The official height for the No. 1 pick in this year’s draft, the San Antonio Spurs said Wednesday, is 7 feet, 3½ inches — and that was measured without shoes, per NBA guidelines.
That’s a half-inch taller than Wembanyama said he was in October, when he was in Las Vegas for two exhibition games. (His official height then was 2.21 meters, he said, and he’s now nearly 2.23 meters.) Which makes sense, given that he was 18 then, has turned 19 since and it’s reasonable to think he might still have a bit of growing left.
He has been listed by various sites as anywhere between 7-foot-2 and 7-foot-5, in part because of how he towers over other 7-footers when photographed standing with them.
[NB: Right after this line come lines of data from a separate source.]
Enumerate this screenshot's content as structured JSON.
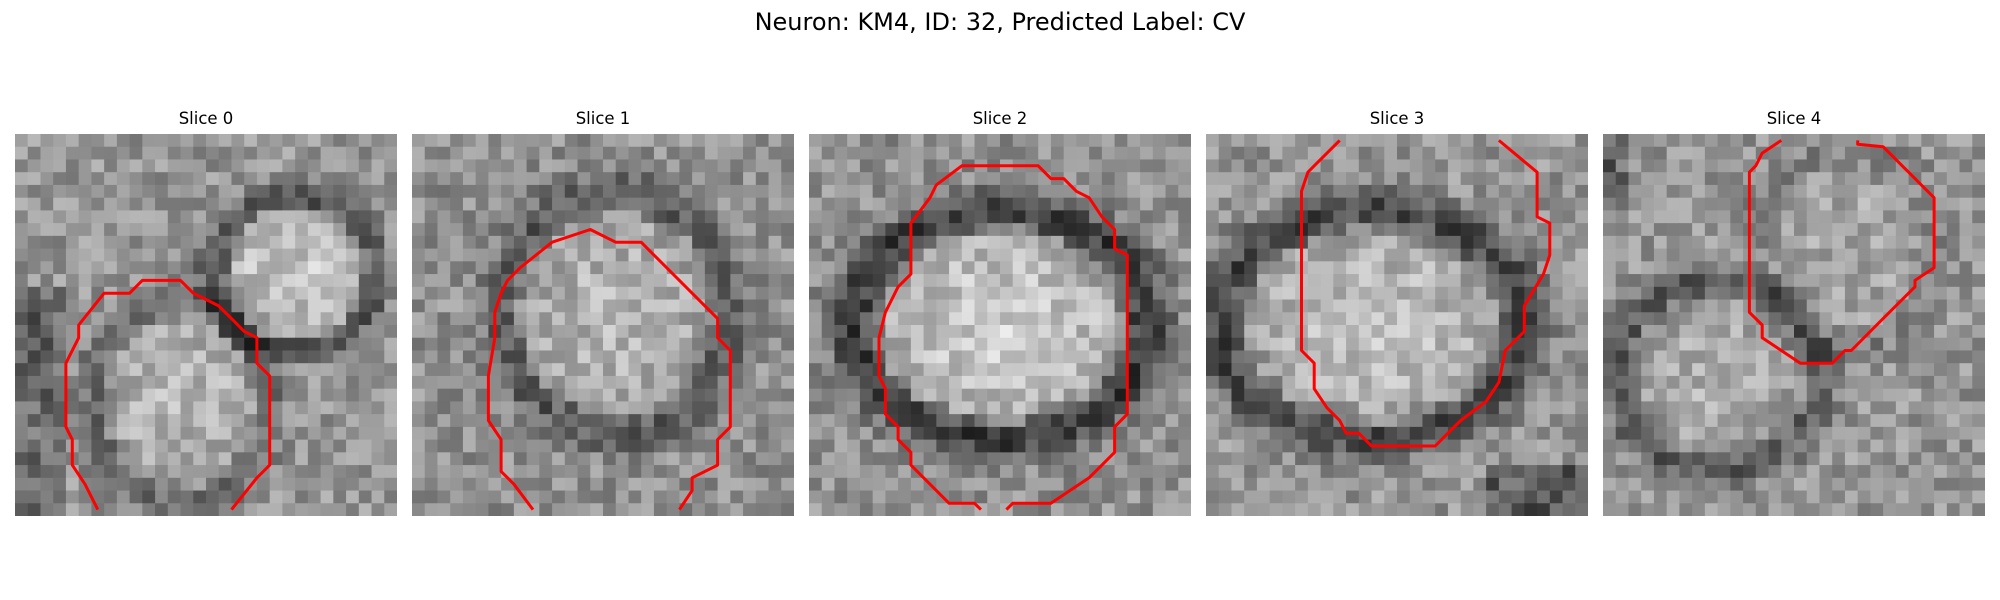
{
  "figure": {
    "title": "Neuron: KM4, ID: 32, Predicted Label: CV"
  },
  "panels": [
    {
      "title": "Slice 0"
    },
    {
      "title": "Slice 1"
    },
    {
      "title": "Slice 2"
    },
    {
      "title": "Slice 3"
    },
    {
      "title": "Slice 4"
    }
  ],
  "colors": {
    "contour": "#ff0000"
  }
}
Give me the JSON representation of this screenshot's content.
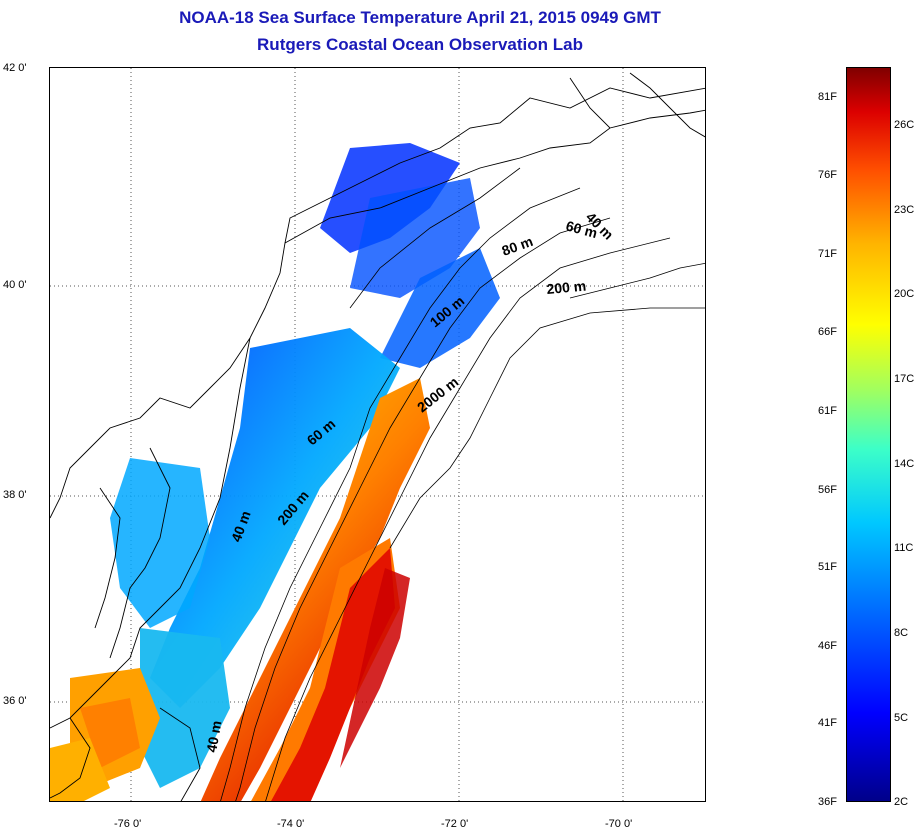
{
  "title": {
    "line1": "NOAA-18 Sea Surface Temperature April 21, 2015 0949 GMT",
    "line2": "Rutgers Coastal Ocean Observation Lab"
  },
  "axes": {
    "lat_labels": [
      "42 0'",
      "40 0'",
      "38 0'",
      "36 0'"
    ],
    "lon_labels": [
      "-76 0'",
      "-74 0'",
      "-72 0'",
      "-70 0'"
    ]
  },
  "depth_contours": [
    "40 m",
    "60 m",
    "80 m",
    "200 m",
    "100 m",
    "2000 m",
    "60 m",
    "200 m",
    "40 m",
    "40 m"
  ],
  "colorbar": {
    "fahrenheit": [
      "81F",
      "76F",
      "71F",
      "66F",
      "61F",
      "56F",
      "51F",
      "46F",
      "41F",
      "36F"
    ],
    "celsius": [
      "26C",
      "23C",
      "20C",
      "17C",
      "14C",
      "11C",
      "8C",
      "5C",
      "2C"
    ],
    "colors": [
      "#00008a",
      "#0000ff",
      "#00c8ff",
      "#ffff00",
      "#ff5000",
      "#800000"
    ]
  }
}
The NBA listed him at 7-4 in the league’s guide for last week’s draft, but that was not based off any official measurement.
The 7-3½ figure puts Wembanyama on pace to be the NBA’s second-tallest player this coming season. Officially, the NBA listed Boban Marjanovic at 7-4 this past season, making him the league’s tallest player. Kristaps Porzingis, who played for the Washington Wizards and has since been traded to the Boston Celtics, was listed at 7-3.
Almost every player in the draft had his height measured by the NBA in recent weeks, most of them at the draft combine in Chicago in May. Wembanyama was not at the combine; his team in France still had its season going on at that time, so he couldn’t get to Chicago to be measured.
But when he arrived in San Antonio this past weekend, the Spurs got the official number.
Wembanyama would have been the tallest player at the combine as well, albeit barely. Purdue’s Zach Edey, the AP college basketball player of the year who decided to return to school, measured in at 7-3¼, the NBA said.
The NBA changed its policy before the 2019-20 season, requiring players to be measured without shoes for their official height. That led to a number of players “shrinking” an inch, although a handful of players — Kevin Durant, for example, who went from being listed at 6-9 to officially measuring 6-10 — actually got an inch taller on paper when their measurement was updated.